Ce débat nous ne voulons pas le mener en cercle fermé. Il est nourri par les contacts avec d'autres forces européennes. Ces dernières années, les consultations et les coopérations entre les partis représentés dans le groupe - et plus largement - se sont multipliées pour le plus grand profit de tous. Dans cette dynamique, votre groupe de la Gauche unie européenne / Gauche verte nordique a joué un rôle tout à fait déterminant. Je voudrais souligner à cet égard combien nous nous félicitons de la qualité des liens établis entre les différentes composantes, faite de respect, de la recherche de convergences en dehors de toute contrainte. Et j'ajouterai: ça marche!
Par la qualité de votre travail, votre ouverture et votre capacité à trouver les points de convergence avec d'autres, vous faites entendre au Parlement européen une voix de gauche et écologiste, originale sans être marginale. A votre niveau, vous faites la démonstration qu'à partir d'approches ou de points de vue différents, on peut construire. Ce n'était pas acquis il y a cinq ans Or, aujourd'hui, le travail accompli offre des bases solides pour réfléchir à l'avenir.
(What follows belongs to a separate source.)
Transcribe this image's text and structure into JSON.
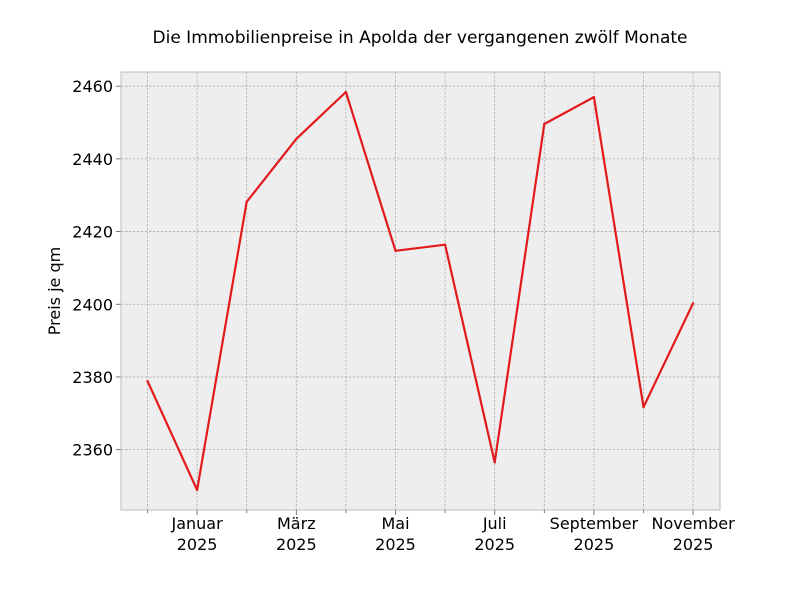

Nous souhaitons pour notre part valoriser les coopérations engagées entre nos partis. C'est pourquoi je renouvelle ici notre proposition d'organiser dans les premières semaines de l'année prochaine, à Paris, une initiative publique où chacun pourrait présenter, à travers des débats et des expositions, ses propositions, ses orientations.
Vous le savez, nous sommes partie prenante de tout ce qui permet de développer les coordinations et les initiatives communes entre forces progressistes européennes, dans l'esprit des propositions avancées lors des rencontres de Madrid et de Berlin, et récemment à Rome.
Chers amis,
Vous le voyez, le Parti communiste français est totalement impliqué dans notre pays et en Europe, dans un effort constructif et déterminé pour réorienter la construction européenne. C'est pour nous une dimension essentielle de notre engagement pour la réussite du changement en France. C'est dire, je le répète, l'importance que j'accorde à vos journées d'études de Paris et ma reconnaissance pour m'avoir donné la possibilité de vous faire part de ces quelques réflexions. Je tiens à remercier tout particulièrement votre Président, mon ami Alonso Puerta, pour la chaleur de son accueil.
Je suis maintenant à votre disposition, si vous le souhaitez, pour échanger sur la situation en France et la manière dont le Parti communiste situe son apport dans la gauche plurielle et dans la politique menée par le gouvernement de la France.